Hat Jim Carrey einen Doppelgänger zu den Césars geschickt?
Jim Carrey nahm seinen Ehren-César persönlich entgegen – trotz absurder Gerüchte über Doppelgänger und Klone im Netz.
Vergangene Woche war Jim Carrey in Paris bei den César Awards, Frankreichs nationalem Filmpreis und einer der höchsten Auszeichnungen des Landes. Der Comedy-Star wurde mit einem Ehren-César geehrt und hielt aus diesem Anlass eine Dankesrede vollständig auf Französisch. Es war rundum ein rührender, charmanter, wohlverdienter Moment, der jedoch von Verschwörungstheorien überschattet wurde, wonach nicht Carrey selbst anwesend gewesen sei, sondern vielleicht ein Klon. Oder ein Drag-Performer in extrem aufwendigem Make-up.
Zugegeben, einen Imitator zu einer Preisverleihung an seiner Stelle zu schicken, klingt durchaus nach einem konzeptionellen Scherz, den jemand wie Carrey – der nicht besonders viele öffentliche Auftritte absolviert – sich erlauben könnte.
Doch die Gerüchte nahmen ein solches Ausmaß an, dass sowohl der Publizist des Schauspielers als auch ein Vertreter der César Awards Stellungnahmen veröffentlichten, in denen sie betonten, dass tatsächlich Carrey selbst anwesend war.

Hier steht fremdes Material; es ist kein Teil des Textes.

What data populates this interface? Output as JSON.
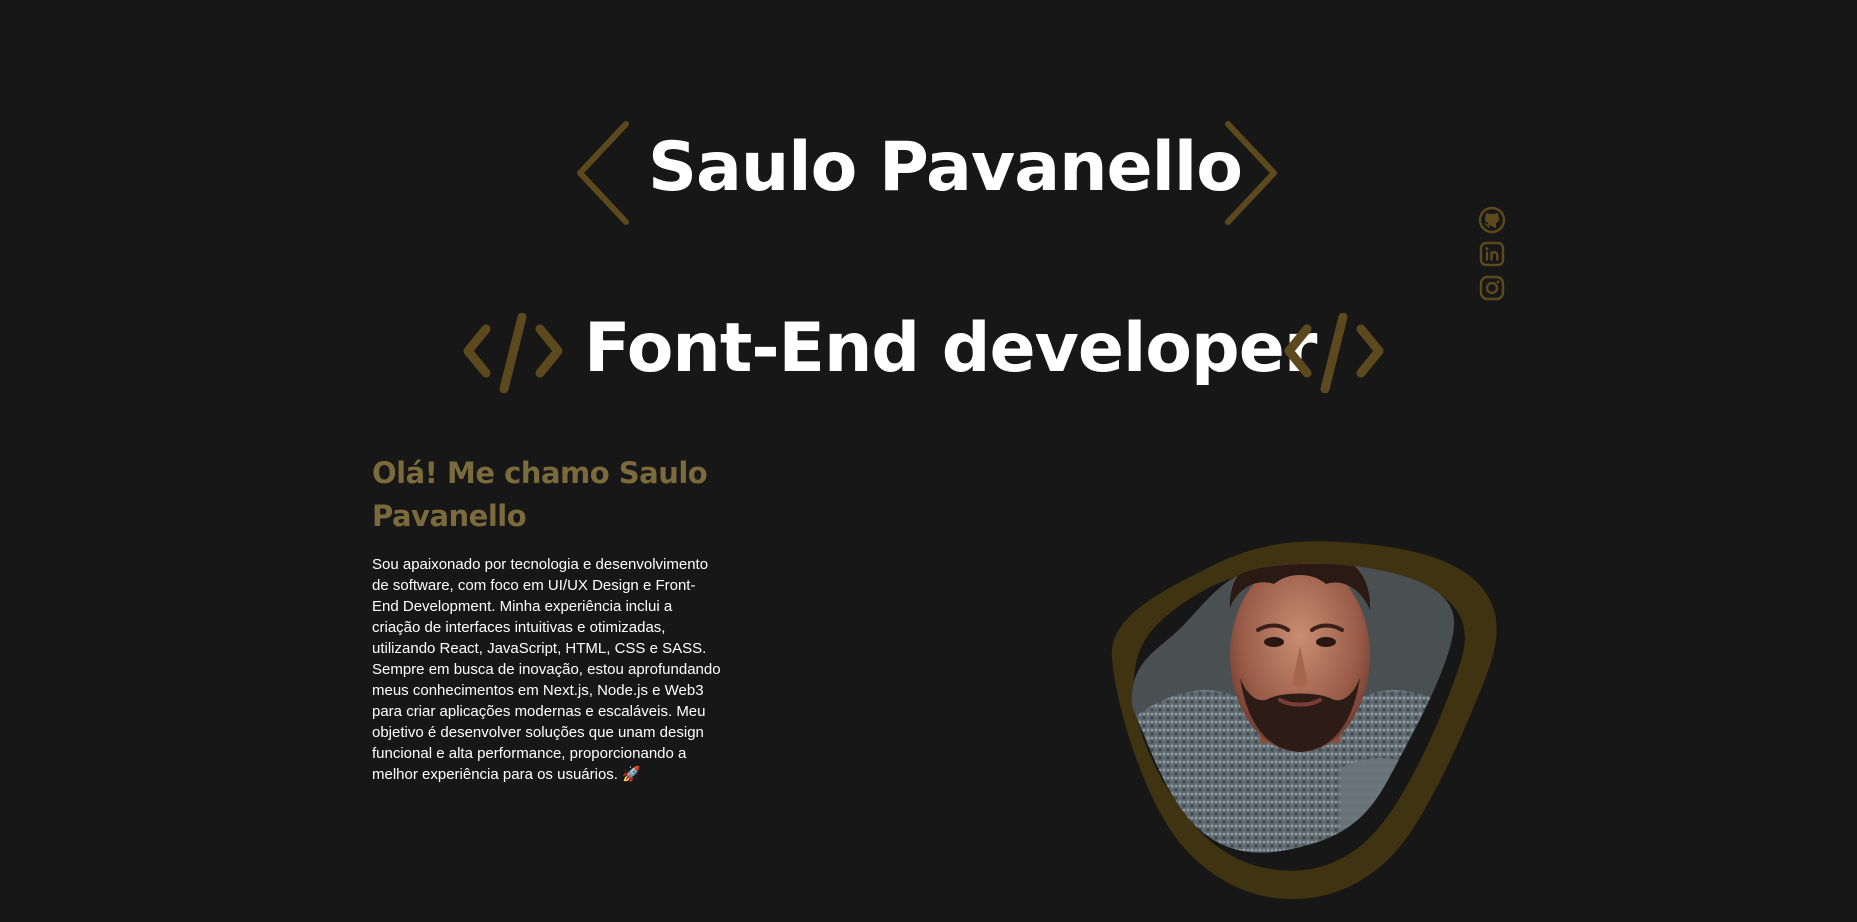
{
  "header": {
    "name": "Saulo Pavanello",
    "role": "Font-End developer"
  },
  "social": {
    "items": [
      {
        "icon": "github-icon"
      },
      {
        "icon": "linkedin-icon"
      },
      {
        "icon": "instagram-icon"
      }
    ]
  },
  "about": {
    "heading": "Olá! Me chamo Saulo Pavanello",
    "body": "Sou apaixonado por tecnologia e desenvolvimento de software, com foco em UI/UX Design e Front-End Development. Minha experiência inclui a criação de interfaces intuitivas e otimizadas, utilizando React, JavaScript, HTML, CSS e SASS. Sempre em busca de inovação, estou aprofundando meus conhecimentos em Next.js, Node.js e Web3 para criar aplicações modernas e escaláveis. Meu objetivo é desenvolver soluções que unam design funcional e alta performance, proporcionando a melhor experiência para os usuários. 🚀"
  },
  "colors": {
    "background": "#171717",
    "accent": "#5c4a1e",
    "heading_accent": "#7a6a3c",
    "text": "#ffffff"
  }
}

Offizielle Stellungnahmen zu den Gerüchten
Marleah Leslie, Carreys Publizistin, hielt ihre Erklärung knapp: „Jim Carrey nahm an den César Awards teil, wo er seinen Ehren-César entgegennahm“, sagte sie zu ROLLING STONE.

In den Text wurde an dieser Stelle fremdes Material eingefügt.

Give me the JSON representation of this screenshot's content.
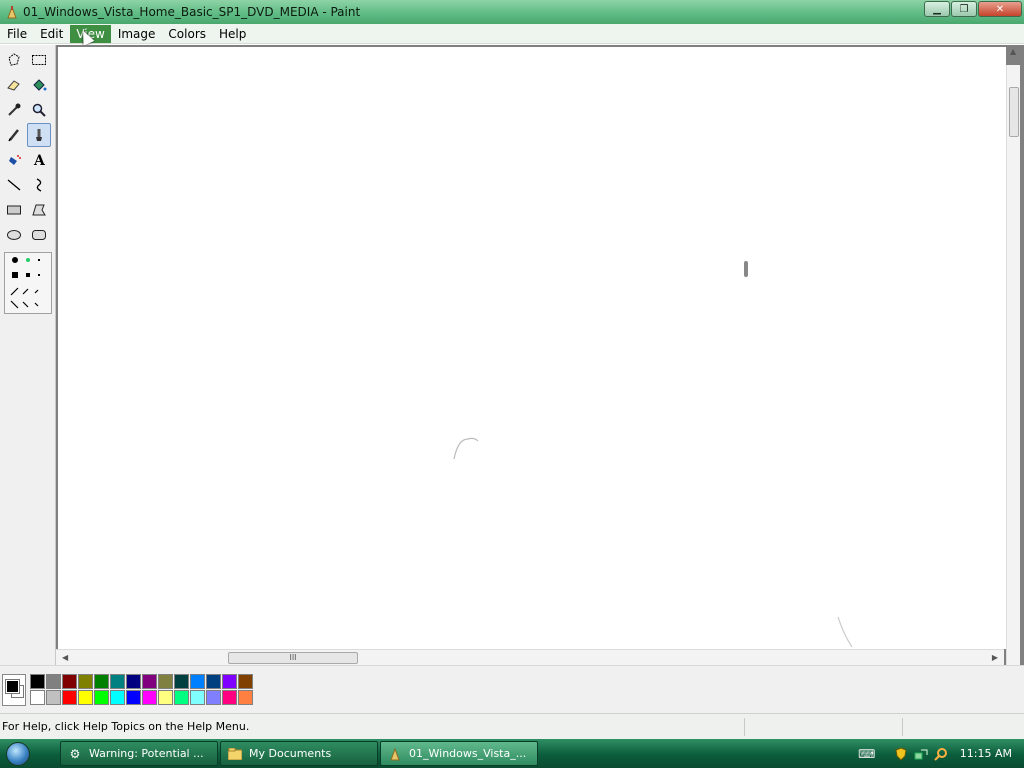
{
  "window": {
    "title": "01_Windows_Vista_Home_Basic_SP1_DVD_MEDIA - Paint",
    "icon": "paint-icon"
  },
  "menu": {
    "items": [
      "File",
      "Edit",
      "View",
      "Image",
      "Colors",
      "Help"
    ],
    "active": "View"
  },
  "toolbox": {
    "tools": [
      "free-form-select-icon",
      "select-icon",
      "eraser-icon",
      "fill-bucket-icon",
      "pick-color-icon",
      "magnifier-icon",
      "pencil-icon",
      "brush-icon",
      "airbrush-icon",
      "text-icon",
      "line-icon",
      "curve-icon",
      "rectangle-icon",
      "polygon-icon",
      "ellipse-icon",
      "rounded-rectangle-icon"
    ],
    "selected": "brush-icon"
  },
  "palette": {
    "foreground": "#000000",
    "background": "#ffffff",
    "colors": [
      "#000000",
      "#808080",
      "#800000",
      "#808000",
      "#008000",
      "#008080",
      "#000080",
      "#800080",
      "#808040",
      "#004040",
      "#0080ff",
      "#004080",
      "#8000ff",
      "#804000",
      "#ffffff",
      "#c0c0c0",
      "#ff0000",
      "#ffff00",
      "#00ff00",
      "#00ffff",
      "#0000ff",
      "#ff00ff",
      "#ffff80",
      "#00ff80",
      "#80ffff",
      "#8080ff",
      "#ff0080",
      "#ff8040"
    ]
  },
  "status": {
    "text": "For Help, click Help Topics on the Help Menu."
  },
  "taskbar": {
    "buttons": [
      {
        "label": "Warning: Potential ...",
        "icon": "warning-icon"
      },
      {
        "label": "My Documents",
        "icon": "folder-icon"
      },
      {
        "label": "01_Windows_Vista_...",
        "icon": "paint-icon"
      }
    ],
    "active_index": 2,
    "clock": "11:15 AM"
  },
  "scrollbar": {
    "h_thumb_grip": "III"
  }
}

Unterdessen bezeichnete Gregory Caulier, Generaldelegierter der César Awards, die Verschwörungstheorien in einer Stellungnahme gegenüber „Variety“ als „Nicht-Thema“ und Carreys Auftritt als „historischen Moment“. Caulier erklärte, Carrey habe seine Teilnahme an den Césars seit dem Sommer geplant und sei „außerordentlich gerührt von der Einladung der Akademie“ gewesen.
Monate der Vorbereitung auf die Rede
Er fuhr fort: „Er arbeitete monatelang an seiner Rede auf Französisch und fragte mich nach der genauen Aussprache bestimmter Wörter. Er kam mit seiner Partnerin, seiner Tochter, seinem Enkel und 12 engen Freunden und Familienmitgliedern. Sein langjähriger Publizist begleitete ihn. Sein alter Freund Michel Gondry, der mit ihm einen Film und zwei Serien gedreht hat, war ebenfalls da, und sie freuten sich sehr, einander wiederzusehen … Ich erinnere mich vor allem an seine Großzügigkeit, seine Freundlichkeit, sein Wohlwollen, seine Eleganz.“
Die Gerüchte über einen falschen Carrey bei den César Awards begannen vergangene Woche online zu kursieren, als Menschen in den sozialen Medien sein Aussehen kommentierten. Viele dieser Beiträge waren scherzhaft gemeint, doch es tauchte auch eine Vielzahl an Engagement-Ködern auf, darunter ein endlos langer Post, der auf einem alten Clip basierte, in dem Carrey sagt: „Ich existiere nicht“ – wobei er damals über Schauspielerei, Prominenz und die Konstruktion einer öffentlichen Persona sprach.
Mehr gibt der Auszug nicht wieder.